Another poem from the Tung Dynasty runs:

"A year ago today in this doorway
there was a girl and peach blossoms.
Both were shining, red and beautiful.
Today, this year, the girl is gone --
But the peach blossoms are here.

One year the peach blossoms gave the poet great happiness, and another they brought sadness. What the poem is really saying is that although nature doesn't change, people's feelings do.

The point of all this lies in the fact that vexation is just superfluous. The natural world is always in a state of change; it is a constant arising and passing away. If we understand this, we should not feel pleasure when something comes into existence, or is born, and we should not feel despondent by something dying. We shouldn't feel joy upon acquiring something good, nor feel depressed when experiencing a loss.

Once when I was in Tokyo, I made arrangements with friends to take a train ride. This train always goes the same route and encircles the city. When I arrived at the station, one of my friends still hadn't showed up. Someone suggested that we go on without him, but another person objected, saying, "But what if he has gone on ahead?" I said, "It doesn't matter. The train always comes around again."

As far as change is concerned, we really can't know what things will turn into. We can't clearly predict the future. But there is one principle we can be sure of: what we are related to now, we will have relationships to later.

Everyone has probably had the experience of feeling that they've known someone before, even though they've just met them. This is probably a case of being acquainted with that person in a
previous life; they may have been family members or close friends.

There are people who have the attitude that when they get into a situation that's bad for them, they will do their best to try to escape from it.

There was an artist from Taiwan who felt it wasn't safe there, so he moved to the United States. Some time later he was traveling in Florida and died in a car accident.

In another account, a man was told by a fortune teller that he was going to drown. So he played it safe and stayed at home. Three days later he died as he was washing his face.

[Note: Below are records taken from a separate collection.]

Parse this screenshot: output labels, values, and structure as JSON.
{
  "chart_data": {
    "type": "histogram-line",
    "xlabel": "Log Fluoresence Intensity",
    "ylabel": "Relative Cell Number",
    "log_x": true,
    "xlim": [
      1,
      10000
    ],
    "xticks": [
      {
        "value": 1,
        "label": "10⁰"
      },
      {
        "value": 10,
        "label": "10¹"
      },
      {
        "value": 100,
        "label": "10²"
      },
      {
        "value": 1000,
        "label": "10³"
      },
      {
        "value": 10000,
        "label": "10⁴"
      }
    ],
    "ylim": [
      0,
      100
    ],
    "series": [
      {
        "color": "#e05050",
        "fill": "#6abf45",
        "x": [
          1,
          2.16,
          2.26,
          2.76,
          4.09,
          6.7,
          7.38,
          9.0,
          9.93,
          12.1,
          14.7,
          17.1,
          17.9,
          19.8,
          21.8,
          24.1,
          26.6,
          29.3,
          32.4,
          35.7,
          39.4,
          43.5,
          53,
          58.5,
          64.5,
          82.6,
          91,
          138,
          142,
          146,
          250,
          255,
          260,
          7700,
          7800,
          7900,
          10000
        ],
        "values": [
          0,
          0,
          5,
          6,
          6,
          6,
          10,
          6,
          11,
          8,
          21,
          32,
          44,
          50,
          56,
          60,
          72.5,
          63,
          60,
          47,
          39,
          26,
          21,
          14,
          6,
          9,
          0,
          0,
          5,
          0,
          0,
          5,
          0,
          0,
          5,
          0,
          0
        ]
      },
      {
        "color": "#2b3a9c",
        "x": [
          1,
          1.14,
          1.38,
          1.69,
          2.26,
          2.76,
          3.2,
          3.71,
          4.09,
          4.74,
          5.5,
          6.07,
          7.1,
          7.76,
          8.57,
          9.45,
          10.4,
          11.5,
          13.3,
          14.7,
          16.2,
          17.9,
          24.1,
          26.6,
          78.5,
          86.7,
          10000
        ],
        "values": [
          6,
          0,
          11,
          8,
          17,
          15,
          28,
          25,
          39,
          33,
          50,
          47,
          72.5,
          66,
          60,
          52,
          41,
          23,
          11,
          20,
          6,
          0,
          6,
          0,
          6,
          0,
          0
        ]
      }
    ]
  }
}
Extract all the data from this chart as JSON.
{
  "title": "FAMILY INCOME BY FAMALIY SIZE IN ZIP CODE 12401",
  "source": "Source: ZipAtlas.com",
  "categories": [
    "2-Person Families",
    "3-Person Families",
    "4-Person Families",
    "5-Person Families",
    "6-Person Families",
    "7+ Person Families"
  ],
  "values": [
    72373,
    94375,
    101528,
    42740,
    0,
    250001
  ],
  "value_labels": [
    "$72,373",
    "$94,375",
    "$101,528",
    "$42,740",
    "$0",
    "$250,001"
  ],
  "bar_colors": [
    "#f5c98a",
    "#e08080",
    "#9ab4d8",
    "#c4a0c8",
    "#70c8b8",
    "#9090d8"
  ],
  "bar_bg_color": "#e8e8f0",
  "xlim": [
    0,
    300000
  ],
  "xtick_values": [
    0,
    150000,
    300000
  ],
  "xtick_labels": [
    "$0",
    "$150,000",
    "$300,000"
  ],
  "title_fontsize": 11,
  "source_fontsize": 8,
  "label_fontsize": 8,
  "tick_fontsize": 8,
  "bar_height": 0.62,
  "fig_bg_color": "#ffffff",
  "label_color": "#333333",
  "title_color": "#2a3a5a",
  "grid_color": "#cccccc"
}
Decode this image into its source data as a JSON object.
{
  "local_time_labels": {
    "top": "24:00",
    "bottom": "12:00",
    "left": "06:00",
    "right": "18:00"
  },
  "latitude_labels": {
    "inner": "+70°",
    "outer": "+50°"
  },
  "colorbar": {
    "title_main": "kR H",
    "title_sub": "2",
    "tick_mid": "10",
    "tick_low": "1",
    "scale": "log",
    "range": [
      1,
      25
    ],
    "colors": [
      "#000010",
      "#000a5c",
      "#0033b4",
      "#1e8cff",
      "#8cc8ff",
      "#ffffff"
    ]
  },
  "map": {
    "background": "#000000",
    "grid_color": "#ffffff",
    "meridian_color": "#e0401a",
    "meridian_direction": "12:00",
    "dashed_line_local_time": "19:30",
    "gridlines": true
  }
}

Sometimes nearly impossible events as the above do happen. At any rate, what you are fated to meet, you will meet. Within the changeless there is change. If the person who was told that he was going to drown had gone out one of those days, he might indeed have died in a river or pond -- but according to his circumstances it occurred at home.

Causes are always changing and effects are always changing, but the principle of cause and effect remains the same -- it is permanent. Things are constantly being born and passing away. But for an unenlightened person what is permanent is just this passing away. The vexations of ordinary beings stem from not being clear about change and changelessness.

Not only are people changing physically, but mentally they are also going through changes. A person may be born poor and become rich -- or start out rich and end up poor. An uneducated person can be educated; a low, mean character can be transformed into a sterling character. We are all in a perpetual state of change. If we aren't getting better, then we're getting worse. But there is one thing that is changeless and that is our self-nature. Even the worst kind of person will, in the end, repent; it was simply his personality at the time that drove him to his actions.

Most people hope for a future life. They are not fully convinced that they will have one -- but they still hope. They think that the change will be just a new face with the same benefits. This is a selfish attitude and will only lead to vexation.

A person who is liberated, on the other hand, is changeless. You could say that there is nowhere that is not his body, no place that he definitely is, and no place that he definitely is not. He is everywhere, with no fixed spot. This is real freedom, true liberation.